Les faucons de la défense, en revanche, ont été tout aussi francs dans leurs critiques, arguant que le budget de défense de Biden ne tient pas compte de l’inflation, ce qui signifie que, pour suivre le rythme, les dépenses du Pentagone devraient être augmentées de 3 à 5 % par an.
« La demande de budget de la défense du président Biden est totalement inadéquate – elle est loin d’être suffisante pour donner à nos militaires les ressources, les équipements et la formation dont ils ont besoin » ont déclaré dans un communiqué Jim Inhofe (R-Okla), membre de la commission des Forces armées du Sénat, et son homologue de la Chambre des représentants, Mike Rogers (R-Ala). « Il est malhonnête de qualifier cette demande d’augmentation car elle ne suit même pas l’inflation – c’est une réduction. »
Ces positions divergentes risquent d’être une source de discorde dans les semaines à venir, à mesure que le Congrès peaufine les détails de qui obtient quoi.
Le plus décevant pour les progressistes est le soutien apparent de l’administration Biden à la décision de l’administration Trump de dépenser beaucoup pour « moderniser » les forces nucléaires américaines – une décision qui pourrait coûter à la nation plus de 1,5 trillion de dollars sur les quinze prochaines années et jusqu’à 634 milliards de dollars sur les dix prochaines années, selon le Bureau du budget du Congrès.

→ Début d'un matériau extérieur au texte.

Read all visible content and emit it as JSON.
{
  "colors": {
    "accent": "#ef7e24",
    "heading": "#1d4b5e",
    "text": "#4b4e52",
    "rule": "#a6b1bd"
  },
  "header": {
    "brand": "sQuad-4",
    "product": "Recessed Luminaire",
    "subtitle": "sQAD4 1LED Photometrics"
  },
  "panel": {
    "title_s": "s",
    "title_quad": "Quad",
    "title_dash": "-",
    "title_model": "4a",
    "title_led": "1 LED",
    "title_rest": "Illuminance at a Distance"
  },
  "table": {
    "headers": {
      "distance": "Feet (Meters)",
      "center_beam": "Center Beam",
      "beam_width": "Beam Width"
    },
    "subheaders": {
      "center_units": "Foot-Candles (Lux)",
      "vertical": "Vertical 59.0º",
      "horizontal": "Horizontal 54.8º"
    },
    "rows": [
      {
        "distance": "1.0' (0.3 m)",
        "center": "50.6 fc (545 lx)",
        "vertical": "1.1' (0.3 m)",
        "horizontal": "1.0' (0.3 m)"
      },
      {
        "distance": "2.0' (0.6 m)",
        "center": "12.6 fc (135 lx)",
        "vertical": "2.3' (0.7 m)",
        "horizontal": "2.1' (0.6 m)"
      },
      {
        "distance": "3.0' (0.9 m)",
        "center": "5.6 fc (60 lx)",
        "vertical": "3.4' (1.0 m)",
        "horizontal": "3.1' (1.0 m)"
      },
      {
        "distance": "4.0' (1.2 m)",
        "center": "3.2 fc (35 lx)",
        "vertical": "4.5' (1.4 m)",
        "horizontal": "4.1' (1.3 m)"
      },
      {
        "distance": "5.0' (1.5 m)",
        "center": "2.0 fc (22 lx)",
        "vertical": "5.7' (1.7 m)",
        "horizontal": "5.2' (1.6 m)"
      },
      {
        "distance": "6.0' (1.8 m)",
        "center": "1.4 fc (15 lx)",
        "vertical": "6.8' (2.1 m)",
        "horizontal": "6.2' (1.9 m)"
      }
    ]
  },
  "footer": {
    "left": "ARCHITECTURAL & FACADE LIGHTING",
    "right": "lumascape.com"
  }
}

Les progressistes du Congrès décrivent ce montant comme une dépense totalement inutile et extravagante.
À titre d’exemple, le budget Biden reflète la décision de la Maison Blanche de doubler le montant que le pays consacrera au développement et au déploiement de la dissuasion stratégique basée au sol, qui passera de 1,4 à 2,6 milliards de dollars. Ces fonds ne tiennent pas compte des mises à niveau des installations de lancement et des laboratoires nucléaires, qui coûteraient des dizaines de milliards de plus. Le GBSD est destiné à remplacer le missile balistique intercontinental Minuteman III – l’ICBM – vieux de 50 ans [Le Ground Based Strategic Deterrent également connu par son acronyme GBSD est un missile balistique intercontinental américain à ogive nucléaire lancé depuis le sol qui doit remplacer les 450 Minuteman 3 à compter de 2027,NdT].
Si le chiffre de 2,6 milliards de dollars peut sembler modeste par rapport à l’ensemble des dépenses de défense, le GBSD sert de modèle au programme de modernisation nucléaire (qui représente 27,7 milliards de dollars dans le budget Biden), tout en engageant les États-Unis à maintenir la triade nucléaire – le tryptique de vecteurs d’armes nucléaires lancées par des missiles depuis la terre, la mer ou l’air. Au total, une mise à niveau du Minuteman III pourrait coûter plus de 264 milliards de dollars sur la période de son développement et de son déploiement. Par ailleurs, outre le financement du GBSD, de plus en plus controversé, le budget de la défense de Biden prévoit des dépenses pour un nouveau sous-marin de classe Columbia, la poursuite du développement et du déploiement du bombardier B-21 et une arme à distance de longue portée [L’arme à longue portée est un missile de croisière à propulsion nucléaire, en cours de développement, qui remplacera AGM-86 ALCM,NdT].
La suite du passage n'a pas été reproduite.